放射線基礎知識テストを活用して行われた授業

 市民レベルから放射線教育を進めていく。南相馬市の主婦らでつくる団体「ベテランママの会」は、放射線に関する基礎知識のテストを作成した。風評の払拭(ふっしょく)や偏見の解消には、放射線への正しい知識と理解が大前提であり、今後、県内外の教育現場をはじめ一般に普及することが期待される。

 同会代表の番場さち子さん(56)は「子どもの時から放射線の正しい知識を学んでほしい」と作成の経緯を語る。全国の子どもたちが「放射能は人から人にうつらない」などの知識を身に付けることで、本県の子どもへのいじめ防止や偏見解消につなげたい考えだ。

 テストは南相馬市立総合病院の坪倉正治医師(35)と早野龍五東大名誉教授(65)の協力で作成。小学校高学年から一般までを対象に初級、中級、上級の3種類があり、いずれも20問程度で、所要時間は5分程度という。設問は、農産物に含まれる放射性物質の違いによる影響の差や福島と世界の空間放射線量の比較などで、「○」「×」で答える。

 12日は相馬市の中村二中で初めてテストを活用した放射線教育の授業が行われた。同会などからテスト実施の打診を受けた同校が「テストを受けることで、生徒が持っている放射線への認識と正しい知識の違いを身をもって分かることができる」と、今回授業に取り入れることを決めたという。

 同日は2年生約80人がテストを受けて答えを確認した後、環境再生プラザの職員から放射線の特徴や体への影響について講義を受けた。生徒(14)は「県産物が検査を受け、安全に市場に出回っていることなど自分の認識と違う部分がいくつかあった。学ぶべきことが多かった」と話した。

 ◆坪倉医師ら協力

 坪倉正治医師は市民が正しい知識を身に付けるために「これからは広く市民レベルでも動いていく必要がある」と指摘する。

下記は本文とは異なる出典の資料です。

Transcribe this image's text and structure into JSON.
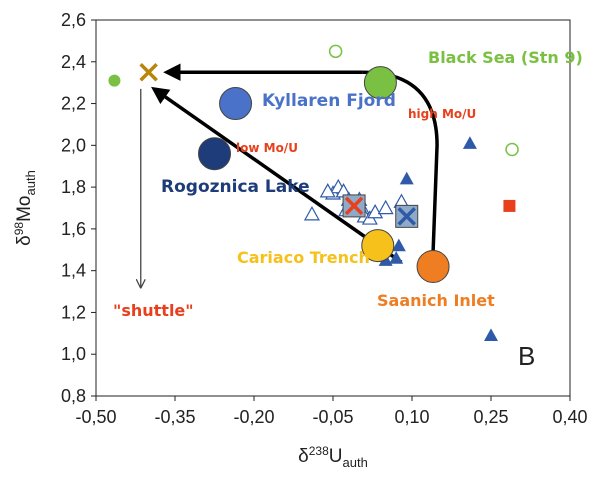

 現在の教育現場については「放射線教育で教える方向性が統一されていない。平和利用を基本に教える学校もあるが、まずは最低限知らなくてはいけないことがある」と強調。「出荷制限が続く食品に関しても『食べてはいけない』と教えるのと『それ以外のものは安全』と教えるのでは、与える安心感が変わる。なぜ放射線について教えるか明確にする必要がある」とした。

 テストを通じて「本県の子どもがつらい思いをしないように、悪意を持つ人に明確に説明できる知識を身に付けてほしい」と話した。